A 7-Layer Copy-Paste Trick Conquered AI's Biggest Leaderboard
The most embarrassing moment in AI benchmarking history happened on two gaming GPUs. A developer named dnhkng discovered that copy-pasting 7 specific middle layers in Alibaba's Qwen2-72B model—without modifying a single weight—could top the Hugging Face Open LLM Leaderboard across every benchmark.
No fine-tuning. No retraining. Just architectural surgery.
The results were immediate and devastating. Performance improved on MMLU, ARC, TruthfulQA, and GSM8K. The modified model claimed the #1 spot. As of early 2026, the top 4 models on that leaderboard are still descendants of this simple trick.
This isn't just a clever hack—it's a mirror reflecting our industry's deepest insecurities.
The Real Story
The Hugging Face Open LLM Leaderboard isn't some academic exercise. It's the de facto ranking system for open-source LLMs, attracting over 2 million unique visitors and serving as the primary decision-making tool for developers choosing models. When its v2 upgrade launched in October 2024, it introduced normalized scoring and emphasized harder benchmarks where models exceed chance performance.
<> "The v2 normalization creates fairer rankings by weighting harder benchmarks more heavily," explained Hugging Face maintainer Alina Lozovskaia./>
But fairer for whom? The normalization system that was supposed to prevent gaming actually made it easier to exploit marginal gains.
Here's what dnhkng discovered: Transformer models contain massive redundancy in their middle layers. Those attention-heavy sections provide outsized performance boosts when duplicated. Even single-layer duplication yielded measurable benefits.
The technical implications are staggering:
- Zero training costs: Skip the million-dollar GPU clusters
- Gaming GPU accessibility: Two consumer cards can run a leaderboard champion
- 14% compute overhead: Minimal price for maximum ranking gain
- Quantization compatibility: Works within existing leaderboard filters
This democratizes top-tier performance in ways that terrify the establishment. Startups can now compete with Google and OpenAI using modified open models instead of expensive API calls.
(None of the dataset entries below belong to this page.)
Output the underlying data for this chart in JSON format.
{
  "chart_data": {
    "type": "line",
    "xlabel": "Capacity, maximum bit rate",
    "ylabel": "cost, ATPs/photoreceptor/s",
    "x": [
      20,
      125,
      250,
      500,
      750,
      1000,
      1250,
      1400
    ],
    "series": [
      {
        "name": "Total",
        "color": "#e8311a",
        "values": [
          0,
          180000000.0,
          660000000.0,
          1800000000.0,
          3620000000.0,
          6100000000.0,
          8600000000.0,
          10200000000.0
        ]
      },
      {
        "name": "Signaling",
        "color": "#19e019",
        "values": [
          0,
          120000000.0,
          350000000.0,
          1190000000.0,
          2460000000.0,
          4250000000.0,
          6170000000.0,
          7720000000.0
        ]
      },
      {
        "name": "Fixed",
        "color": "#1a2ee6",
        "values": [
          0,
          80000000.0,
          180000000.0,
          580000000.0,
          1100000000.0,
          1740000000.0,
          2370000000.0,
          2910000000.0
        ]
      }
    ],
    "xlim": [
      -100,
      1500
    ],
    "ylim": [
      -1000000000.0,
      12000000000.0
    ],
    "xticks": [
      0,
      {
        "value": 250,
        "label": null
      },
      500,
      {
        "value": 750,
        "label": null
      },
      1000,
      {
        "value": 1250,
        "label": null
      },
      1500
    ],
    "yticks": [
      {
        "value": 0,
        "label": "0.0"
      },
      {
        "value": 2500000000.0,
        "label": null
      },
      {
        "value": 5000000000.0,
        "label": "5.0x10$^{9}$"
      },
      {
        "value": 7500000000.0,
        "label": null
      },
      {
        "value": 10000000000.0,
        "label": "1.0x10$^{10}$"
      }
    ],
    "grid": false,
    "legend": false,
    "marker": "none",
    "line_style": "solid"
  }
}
When Benchmarks Become Meaningless
The dirty secret? Leaderboard optimization has nothing to do with real-world performance.
Critics rightfully point out that pure benchmarks ignore latency, deployment costs, and compliance requirements. Success on gaming GPUs doesn't magically scale to production environments serving millions of users.
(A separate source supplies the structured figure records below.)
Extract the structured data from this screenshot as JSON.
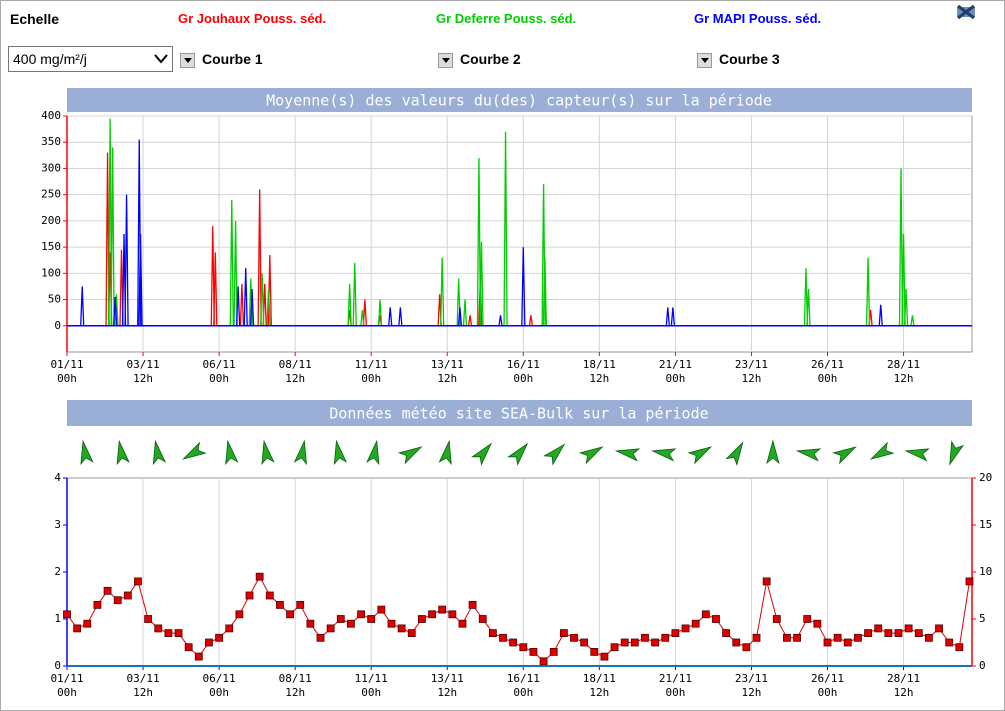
{
  "controls": {
    "scale_label": "Echelle",
    "scale_value": "400 mg/m²/j",
    "curves": [
      "Courbe 1",
      "Courbe 2",
      "Courbe 3"
    ]
  },
  "chart_data": [
    {
      "type": "line",
      "title": "Moyenne(s) des valeurs du(des) capteur(s) sur la période",
      "xlim": [
        0,
        714
      ],
      "ylim": [
        -50,
        400
      ],
      "yticks": [
        0,
        50,
        100,
        150,
        200,
        250,
        300,
        350,
        400
      ],
      "xticks": [
        {
          "value": 0,
          "label": "01/11\n00h"
        },
        {
          "value": 60,
          "label": "03/11\n12h"
        },
        {
          "value": 120,
          "label": "06/11\n00h"
        },
        {
          "value": 180,
          "label": "08/11\n12h"
        },
        {
          "value": 240,
          "label": "11/11\n00h"
        },
        {
          "value": 300,
          "label": "13/11\n12h"
        },
        {
          "value": 360,
          "label": "16/11\n00h"
        },
        {
          "value": 420,
          "label": "18/11\n12h"
        },
        {
          "value": 480,
          "label": "21/11\n00h"
        },
        {
          "value": 540,
          "label": "23/11\n12h"
        },
        {
          "value": 600,
          "label": "26/11\n00h"
        },
        {
          "value": 660,
          "label": "28/11\n12h"
        }
      ],
      "grid": true,
      "axis_color": "#ff0000",
      "series": [
        {
          "name": "Gr Jouhaux Pouss. séd.",
          "color": "#ff0000",
          "x": [
            32,
            34,
            43,
            115,
            117,
            138,
            152,
            156,
            160,
            223,
            235,
            247,
            294,
            318,
            326,
            366,
            634
          ],
          "values": [
            330,
            140,
            145,
            190,
            140,
            80,
            260,
            80,
            135,
            30,
            50,
            20,
            60,
            20,
            80,
            20,
            30
          ]
        },
        {
          "name": "Gr Deferre Pouss. séd.",
          "color": "#00cc00",
          "x": [
            34,
            36,
            39,
            130,
            133,
            145,
            154,
            159,
            223,
            227,
            233,
            247,
            296,
            309,
            314,
            325,
            327,
            346,
            376,
            377,
            583,
            585,
            632,
            658,
            660,
            662,
            667
          ],
          "values": [
            395,
            340,
            60,
            240,
            200,
            90,
            100,
            70,
            80,
            120,
            30,
            50,
            130,
            90,
            50,
            320,
            160,
            370,
            270,
            130,
            110,
            70,
            130,
            300,
            175,
            70,
            20
          ]
        },
        {
          "name": "Gr MAPI Pouss. séd.",
          "color": "#0000ff",
          "x": [
            12,
            38,
            45,
            47,
            57,
            58,
            135,
            141,
            146,
            255,
            263,
            310,
            342,
            360,
            474,
            478,
            642
          ],
          "values": [
            75,
            55,
            175,
            250,
            355,
            175,
            75,
            110,
            70,
            35,
            35,
            35,
            20,
            150,
            35,
            35,
            40
          ]
        }
      ]
    },
    {
      "type": "scatter",
      "title": "Données météo site SEA-Bulk sur la période",
      "xlim": [
        0,
        714
      ],
      "ylim": [
        0,
        4
      ],
      "yticks": [
        0,
        1,
        2,
        3,
        4
      ],
      "y2lim": [
        0,
        20
      ],
      "y2ticks": [
        0,
        5,
        10,
        15,
        20
      ],
      "xticks": [
        {
          "value": 0,
          "label": "01/11\n00h"
        },
        {
          "value": 60,
          "label": "03/11\n12h"
        },
        {
          "value": 120,
          "label": "06/11\n00h"
        },
        {
          "value": 180,
          "label": "08/11\n12h"
        },
        {
          "value": 240,
          "label": "11/11\n00h"
        },
        {
          "value": 300,
          "label": "13/11\n12h"
        },
        {
          "value": 360,
          "label": "16/11\n00h"
        },
        {
          "value": 420,
          "label": "18/11\n12h"
        },
        {
          "value": 480,
          "label": "21/11\n00h"
        },
        {
          "value": 540,
          "label": "23/11\n12h"
        },
        {
          "value": 600,
          "label": "26/11\n00h"
        },
        {
          "value": 660,
          "label": "28/11\n12h"
        }
      ],
      "grid": true,
      "axis_color": "#0000ff",
      "y2_axis_color": "#ff0000",
      "wind_color": "#22aa22",
      "wind_directions": [
        350,
        350,
        350,
        240,
        350,
        350,
        10,
        350,
        10,
        60,
        10,
        40,
        40,
        45,
        60,
        280,
        280,
        60,
        30,
        0,
        280,
        60,
        240,
        280,
        200
      ],
      "series": [
        {
          "color": "#dd0000",
          "axis": "y2",
          "x": [
            0,
            8,
            16,
            24,
            32,
            40,
            48,
            56,
            64,
            72,
            80,
            88,
            96,
            104,
            112,
            120,
            128,
            136,
            144,
            152,
            160,
            168,
            176,
            184,
            192,
            200,
            208,
            216,
            224,
            232,
            240,
            248,
            256,
            264,
            272,
            280,
            288,
            296,
            304,
            312,
            320,
            328,
            336,
            344,
            352,
            360,
            368,
            376,
            384,
            392,
            400,
            408,
            416,
            424,
            432,
            440,
            448,
            456,
            464,
            472,
            480,
            488,
            496,
            504,
            512,
            520,
            528,
            536,
            544,
            552,
            560,
            568,
            576,
            584,
            592,
            600,
            608,
            616,
            624,
            632,
            640,
            648,
            656,
            664,
            672,
            680,
            688,
            696,
            704,
            712
          ],
          "values": [
            5.5,
            4,
            4.5,
            6.5,
            8,
            7,
            7.5,
            9,
            5,
            4,
            3.5,
            3.5,
            2,
            1,
            2.5,
            3,
            4,
            5.5,
            7.5,
            9.5,
            7.5,
            6.5,
            5.5,
            6.5,
            4.5,
            3,
            4,
            5,
            4.5,
            5.5,
            5,
            6,
            4.5,
            4,
            3.5,
            5,
            5.5,
            6,
            5.5,
            4.5,
            6.5,
            5,
            3.5,
            3,
            2.5,
            2,
            1.5,
            0.5,
            1.5,
            3.5,
            3,
            2.5,
            1.5,
            1,
            2,
            2.5,
            2.5,
            3,
            2.5,
            3,
            3.5,
            4,
            4.5,
            5.5,
            5,
            3.5,
            2.5,
            2,
            3,
            9,
            5,
            3,
            3,
            5,
            4.5,
            2.5,
            3,
            2.5,
            3,
            3.5,
            4,
            3.5,
            3.5,
            4,
            3.5,
            3,
            4,
            2.5,
            2,
            9
          ]
        }
      ]
    }
  ]
}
By 2026, top models like DeepSeek V3.2 with 685 billion parameters score 85.0 on MMLU-Pro through traditional scaling. Meanwhile, a surgically modified 72B model from 2024 continues dominating through architectural tricks.
The market has responded predictably. Procurement teams now favor cheap, modifiable open models over proprietary solutions. This forces companies like Alibaba to release more "tweakable" base models, accelerating the entire open-source ecosystem.
But it also exposes fundamental flaws in how we measure AI progress.
The Uncomfortable Truth
This hack reveals that our most trusted evaluation systems are trivially gameable. If duplicating layers without changing weights can achieve leaderboard dominance, what does that say about the benchmarks themselves?
The technique works because:
1. Layer redundancy: Base models contain inefficient architectures
2. Benchmark blind spots: Tests don't measure architectural authenticity
3. Score optimization: Normalized systems reward any marginal improvement
We're witnessing "benchmark pollution" in real-time. Communities chase optimization tricks instead of genuine innovation. The result is a leaderboard arms race that prioritizes gaming over capability.
The emperor has no clothes. And apparently, he doesn't need them to top the charts.
Proprietary AI companies are already responding by moving toward private evaluations like ScaleAI SEAL. They've learned what the open-source community is slowly discovering: public benchmarks create perverse incentives.
The real question isn't whether this hack works—it's whether we're measuring the right things at all.